There is historical variation in who is allowed to own/run/work at pharmacies which is also of interest from an international perspective. In our comparisons between the US, the UK, and Italy, we see that there is a clear trend whereby the ownership of pharmacies is moving towards ever larger chains led by a "general manager" rather than a pharmacist. The actors' competence thus has to encompass not just pharmaceutical expertise but also, for instance, marketing, finances, legal aspects, something that is also reflected in other requirements concerning parts of the university education in pharmaceutics.
2. Construction of the market
The pharmacy market is "framed" to a great degree by procedures and techniques that are checked by government actors, e.g. pricing and the use of e-prescriptions. Such procedures contribute towards creating and clarifying boundaries between different actors, e.g. patient, pharmacist, prescriber, supplier. This boundary-creation is a prerequisite for these boundaries to also be able to be exceeded, and a functional market practice created.

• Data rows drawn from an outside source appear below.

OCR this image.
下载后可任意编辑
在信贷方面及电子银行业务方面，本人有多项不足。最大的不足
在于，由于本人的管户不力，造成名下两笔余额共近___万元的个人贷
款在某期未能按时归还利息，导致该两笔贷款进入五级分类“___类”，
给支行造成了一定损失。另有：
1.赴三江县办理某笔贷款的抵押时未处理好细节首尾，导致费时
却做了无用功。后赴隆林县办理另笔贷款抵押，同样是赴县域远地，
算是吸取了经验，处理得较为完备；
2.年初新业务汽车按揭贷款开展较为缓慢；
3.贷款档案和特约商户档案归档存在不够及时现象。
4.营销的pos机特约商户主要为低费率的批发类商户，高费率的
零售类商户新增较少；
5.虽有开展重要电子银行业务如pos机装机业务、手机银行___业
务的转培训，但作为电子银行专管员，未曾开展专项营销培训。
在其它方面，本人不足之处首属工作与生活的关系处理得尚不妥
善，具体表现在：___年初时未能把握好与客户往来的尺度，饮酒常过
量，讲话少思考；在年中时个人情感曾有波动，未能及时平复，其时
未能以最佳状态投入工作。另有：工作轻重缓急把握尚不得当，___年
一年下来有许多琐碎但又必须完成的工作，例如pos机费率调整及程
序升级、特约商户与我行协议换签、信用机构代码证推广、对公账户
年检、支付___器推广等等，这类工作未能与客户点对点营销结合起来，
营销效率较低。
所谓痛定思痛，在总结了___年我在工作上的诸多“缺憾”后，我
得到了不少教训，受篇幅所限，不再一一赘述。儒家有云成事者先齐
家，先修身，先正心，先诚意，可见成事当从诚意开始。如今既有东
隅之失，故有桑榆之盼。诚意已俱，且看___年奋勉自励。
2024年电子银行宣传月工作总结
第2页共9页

The market is also "framed" by different types of regulations and provisions (e.g. concerning price, stock-keeping, confidentiality, safety) which partly limit minor actors on the market, but which also affect the management of over-the-counter medicines in the retail trade. The different ways in which the market is "framed" contribute towards both including and excluding actors.
3. Actors and relationships
The study shows that, in times of change, previously established boundaries between actors and professions can be challenged.
Pharmacists (and other professional groups working at pharmacies) can be described in terms of being "in-between" in several respects:
- they act "in-between" private financiers and owners, on the one hand, and laws, regulations and control systems, on the other.
- they also act "in-between" private interests where the confidentiality of individuals is crucial simultaneous to the existence of a public interest in documentation and statistics concerning the use of pharmaceuticals.
- some pharmacists also act "in-between" pharmaceutical and medical competence, as well as more market and management-wise competencies.